1) Build a gold set of questions
I maintain a benchmark suite of recurring investor workflows (supply-chain dependency, portfolio risk, report extraction, and strategic decisions). Each case specifies what “correct behavior” means: expected tools, expected entities, expected numbers within tolerance, and what must not appear.
# eval/questions.json (illustrative)
[
{
"id": "nvda_risks_2024q4",
"question": "What are the near-term risks for NVDA given current valuation and export controls?",
"expected_tools": ["search_financial_news", "search_reports"],
"expected_entities": ["NVDA"],
"must_not_contain": ["fabricated numbers"]
}
]
2) Retrieval-first metrics
Before judging the answer, I evaluate behavior: did the agent call the right tools and anchor to the right entities and numbers? If tool selection is wrong, “better prompting” only hides the failure mode.
- Tool selection score: expected tools vs actual tool calls.
- Entity grounding: expected entities present; prohibited entities absent.
- Numeric correctness: extracted values within tolerance (and no “10-K → 10” parsing bugs).
3) Source-grounded answer scoring
For answers, I bias toward grounded outputs. When the agent is missing data, it should ask for missing context or avoid hard claims rather than hallucinating.

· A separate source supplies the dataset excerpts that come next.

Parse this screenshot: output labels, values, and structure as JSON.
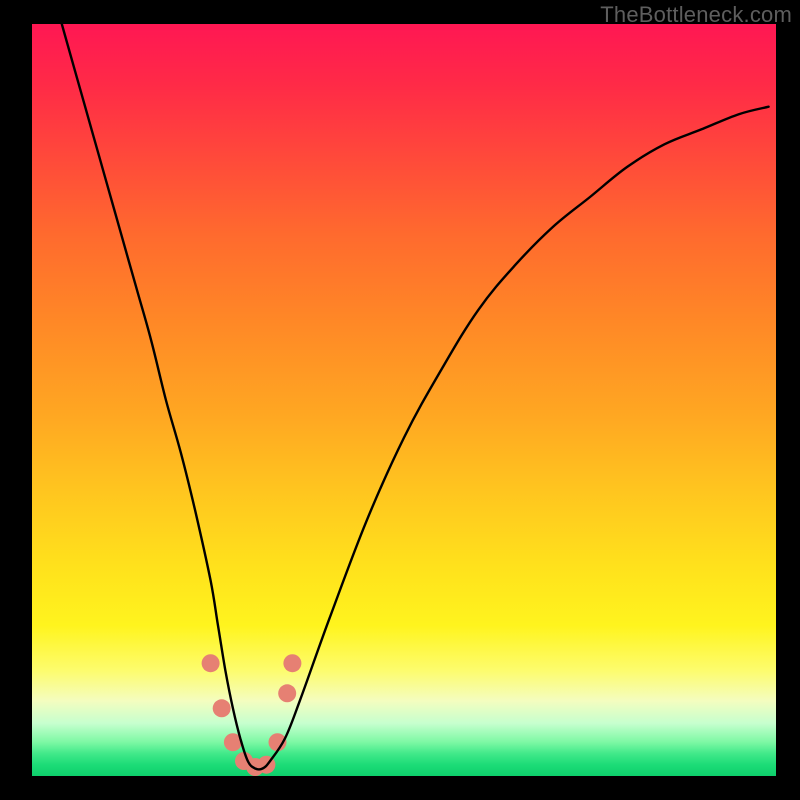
{
  "watermark": "TheBottleneck.com",
  "chart_data": {
    "type": "line",
    "title": "",
    "xlabel": "",
    "ylabel": "",
    "xlim": [
      0,
      100
    ],
    "ylim": [
      0,
      100
    ],
    "series": [
      {
        "name": "bottleneck-curve",
        "x": [
          4,
          6,
          8,
          10,
          12,
          14,
          16,
          18,
          20,
          22,
          24,
          25,
          26,
          27,
          28,
          29,
          30,
          31,
          32,
          34,
          36,
          40,
          45,
          50,
          55,
          60,
          65,
          70,
          75,
          80,
          85,
          90,
          95,
          99
        ],
        "values": [
          100,
          93,
          86,
          79,
          72,
          65,
          58,
          50,
          43,
          35,
          26,
          20,
          14,
          9,
          5,
          2,
          1,
          1,
          2,
          5,
          10,
          21,
          34,
          45,
          54,
          62,
          68,
          73,
          77,
          81,
          84,
          86,
          88,
          89
        ]
      }
    ],
    "markers": {
      "name": "highlight-dots",
      "points": [
        {
          "x": 24.0,
          "y": 15.0
        },
        {
          "x": 25.5,
          "y": 9.0
        },
        {
          "x": 27.0,
          "y": 4.5
        },
        {
          "x": 28.5,
          "y": 2.0
        },
        {
          "x": 30.0,
          "y": 1.2
        },
        {
          "x": 31.5,
          "y": 1.5
        },
        {
          "x": 33.0,
          "y": 4.5
        },
        {
          "x": 34.3,
          "y": 11.0
        },
        {
          "x": 35.0,
          "y": 15.0
        }
      ],
      "color": "#e68073",
      "radius_px": 9
    },
    "gradient_stops": [
      {
        "pos": 0.0,
        "color": "#ff1753"
      },
      {
        "pos": 0.28,
        "color": "#ff6a2e"
      },
      {
        "pos": 0.62,
        "color": "#ffc51f"
      },
      {
        "pos": 0.8,
        "color": "#fff41e"
      },
      {
        "pos": 0.93,
        "color": "#c6ffce"
      },
      {
        "pos": 1.0,
        "color": "#0ecf6c"
      }
    ]
  }
}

- Factual checks: expected facts present, prohibited claims absent.
- Hallucination detection: enforce must-not-contain constraints for known failure modes.
- Reasoning/strategy signals: for medium/hard cases, verify it provides analysis and actionable recommendations.

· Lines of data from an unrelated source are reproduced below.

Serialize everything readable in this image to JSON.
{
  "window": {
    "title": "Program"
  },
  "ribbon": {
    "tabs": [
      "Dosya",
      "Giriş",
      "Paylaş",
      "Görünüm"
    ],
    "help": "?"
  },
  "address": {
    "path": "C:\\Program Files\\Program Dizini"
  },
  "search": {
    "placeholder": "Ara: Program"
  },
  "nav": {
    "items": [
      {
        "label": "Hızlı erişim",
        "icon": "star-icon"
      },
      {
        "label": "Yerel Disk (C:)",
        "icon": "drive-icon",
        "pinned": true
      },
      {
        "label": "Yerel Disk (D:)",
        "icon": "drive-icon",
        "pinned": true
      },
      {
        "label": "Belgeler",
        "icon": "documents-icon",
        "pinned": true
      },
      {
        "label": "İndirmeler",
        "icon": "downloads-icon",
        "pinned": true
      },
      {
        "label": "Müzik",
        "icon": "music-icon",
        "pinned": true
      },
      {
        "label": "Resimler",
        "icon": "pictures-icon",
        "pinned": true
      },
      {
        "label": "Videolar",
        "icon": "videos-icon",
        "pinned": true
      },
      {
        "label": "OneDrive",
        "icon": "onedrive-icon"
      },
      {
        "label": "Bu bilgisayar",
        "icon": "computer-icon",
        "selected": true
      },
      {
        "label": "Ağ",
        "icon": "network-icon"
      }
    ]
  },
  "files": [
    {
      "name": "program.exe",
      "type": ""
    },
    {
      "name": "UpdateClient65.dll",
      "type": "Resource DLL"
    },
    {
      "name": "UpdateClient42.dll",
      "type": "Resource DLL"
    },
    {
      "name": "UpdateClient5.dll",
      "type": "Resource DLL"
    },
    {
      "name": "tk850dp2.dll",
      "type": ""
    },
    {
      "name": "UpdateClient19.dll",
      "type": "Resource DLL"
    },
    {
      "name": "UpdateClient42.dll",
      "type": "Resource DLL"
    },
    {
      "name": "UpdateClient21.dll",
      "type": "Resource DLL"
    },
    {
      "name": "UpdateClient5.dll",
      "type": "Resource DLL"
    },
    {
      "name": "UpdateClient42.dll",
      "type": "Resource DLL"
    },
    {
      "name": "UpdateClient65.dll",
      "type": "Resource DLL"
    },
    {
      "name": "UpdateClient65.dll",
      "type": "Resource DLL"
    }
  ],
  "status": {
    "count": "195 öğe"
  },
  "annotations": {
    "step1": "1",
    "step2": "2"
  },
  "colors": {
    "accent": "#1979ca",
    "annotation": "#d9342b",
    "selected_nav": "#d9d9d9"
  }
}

4) Latency and token economics
For daily usage, cost and responsiveness are product features. I track latency percentiles and tokens-per-answer, and I use routing (cheaper models for summarization, stronger models for synthesis) to hit budgets without collapsing quality.
5) Monitoring for drift
Markets change and sources change. I log query types, retrieval distributions (doc types, dates), and “answer confidence” proxies (abstentions, citation density) to detect drift early and refresh the benchmark set.
In practice, I run this continuously during iteration:
python scripts/run_evaluation.py --difficulty easy python scripts/run_evaluation.py --difficulty hard --category investment_strategy --max-cases 5
Try It Yourself
The complete implementation is available at: github.com/Yvette-0508/financial-deep-research (private)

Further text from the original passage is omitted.